Publier une photo sur un site internet, un réseau social ou une page web institutionnelle est devenu un geste banal. Pourtant, ces images peuvent aujourd’hui être analysées automatiquement par des systèmes d’intelligence artificielle capables d’identifier une personne, de relier son visage à d’autres contenus en ligne et d’en déduire une série d’informations personnelles, parfois sensibles. Une réalité souvent invisible pour les personnes concernées, mais bien réelle du point de vue des technologies : les systèmes de reconnaissance faciale comparent désormais les images à des bases de données pouvant contenir des millions de visages.

C’est à cette zone grise – entre usages quotidiens et exploitation automatisée des images – que s’attaque FaceShield. Développé avec le soutien du programme d’innovation [SEAL] (Security and Trust Innovation Program) une initiative vaudoise d’innovation portée par l’Unil, l’EPFL et la HEIG-VD, ce projet a donné naissance à une solution en explorant de nouvelles manières de protéger les visages non plus des regards humains, mais des machines.

« Les individus disposent aujourd’hui de très peu de moyens pour contrôler l’usage de leurs images par des systèmes automatisés.  Faceshield explore une réponse technique à ce déséquilibre », explique Yash Raj Shrestha, professeur à HEC Lausanne. « Cette solution offre une réponse concrète et proactive aux utilisateurs et utilisatrices en leur redonnant le plein contrôle de leurs données biométriques. », ajoute Valentina Ebrahimi, cheffe de projet à RayShaper SA et alumna de HEC Lausanne.
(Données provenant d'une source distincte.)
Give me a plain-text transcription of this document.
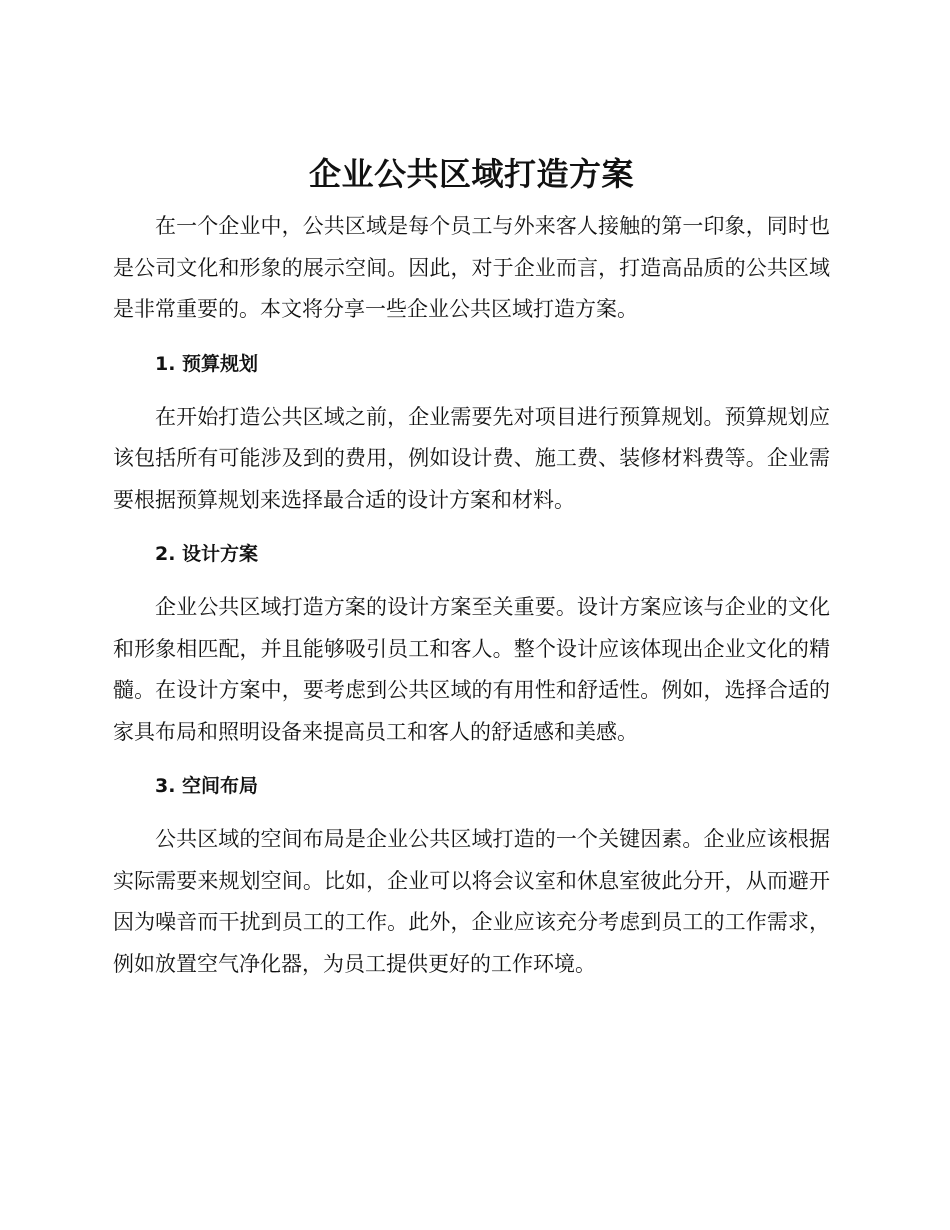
企业公共区域打造方案

在一个企业中，公共区域是每个员工与外来客人接触的第一印象，同时也是公司文化和形象的展示空间。因此，对于企业而言，打造高品质的公共区域是非常重要的。本文将分享一些企业公共区域打造方案。

1. 预算规划

在开始打造公共区域之前，企业需要先对项目进行预算规划。预算规划应该包括所有可能涉及到的费用，例如设计费、施工费、装修材料费等。企业需要根据预算规划来选择最合适的设计方案和材料。

2. 设计方案

企业公共区域打造方案的设计方案至关重要。设计方案应该与企业的文化和形象相匹配，并且能够吸引员工和客人。整个设计应该体现出企业文化的精髓。在设计方案中，要考虑到公共区域的有用性和舒适性。例如，选择合适的家具布局和照明设备来提高员工和客人的舒适感和美感。

3. 空间布局

公共区域的空间布局是企业公共区域打造的一个关键因素。企业应该根据实际需要来规划空间。比如，企业可以将会议室和休息室彼此分开，从而避开因为噪音而干扰到员工的工作。此外，企业应该充分考虑到员工的工作需求，例如放置空气净化器，为员工提供更好的工作环境。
Protéger les visages sans les effacer

Contrairement aux techniques classiques de floutage ou de masquage, FaceShield repose sur une approche plus subtile. Le système modifie les traits d’un visage de manière quasi imperceptible pour l’œil humain, tout en rendant l’image difficilement exploitable par des algorithmes de reconnaissance faciale. Les photos restent lisibles, partageables et compréhensibles, mais leur valeur pour les machines est fortement réduite.

Les versions originales des images peuvent, le cas échéant, rester accessibles uniquement aux personnes autorisées. Cette logique permet de dissocier l’image publique, soit celle qui circule en ligne, de l’image source, protégée et contrôlée.

Les cas d’usage envisagés concernent aussi bien la sphère privée que professionnelle avec la publication par exemple de portraits d’expert·es sur des sites institutionnels, la communication d’entreprise, les médias.

En explorant ces questions, le projet met en lumière un enjeu central de la transformation numérique : comment continuer à produire et partager des contenus visuels tout en limitant leur exploitation invisible par des systèmes automatisés ?

Repenser la place des images dans les environnements numériques

« En interrogeant concrètement la manière dont les images sont produites, partagées et analysées par des systèmes automatisés, le projet contribue à structurer de nouvelles approches de la protection des données visuelles. » commente le Professeur Shrestha. Des travaux qui nourrissent aujourd’hui la réflexion scientifique, réglementaire et sociétale autour des technologies de reconnaissance et de l’usage responsable des images.

HEC Lausanne a contribué à l’analyse des usages et des enjeux sociétaux, RayShaper SA, basée à Crans-Montana (VS) avec des bureaux à Pully (VD), a conçu et implémenté les algorithmes de base, a assuré l’intégration technique et la valorisation du projet, tandis que la HEIG‑VD a mobilisé son expertise en cybersécurité et a conçu et implémenté les modules d’accès conditionnel.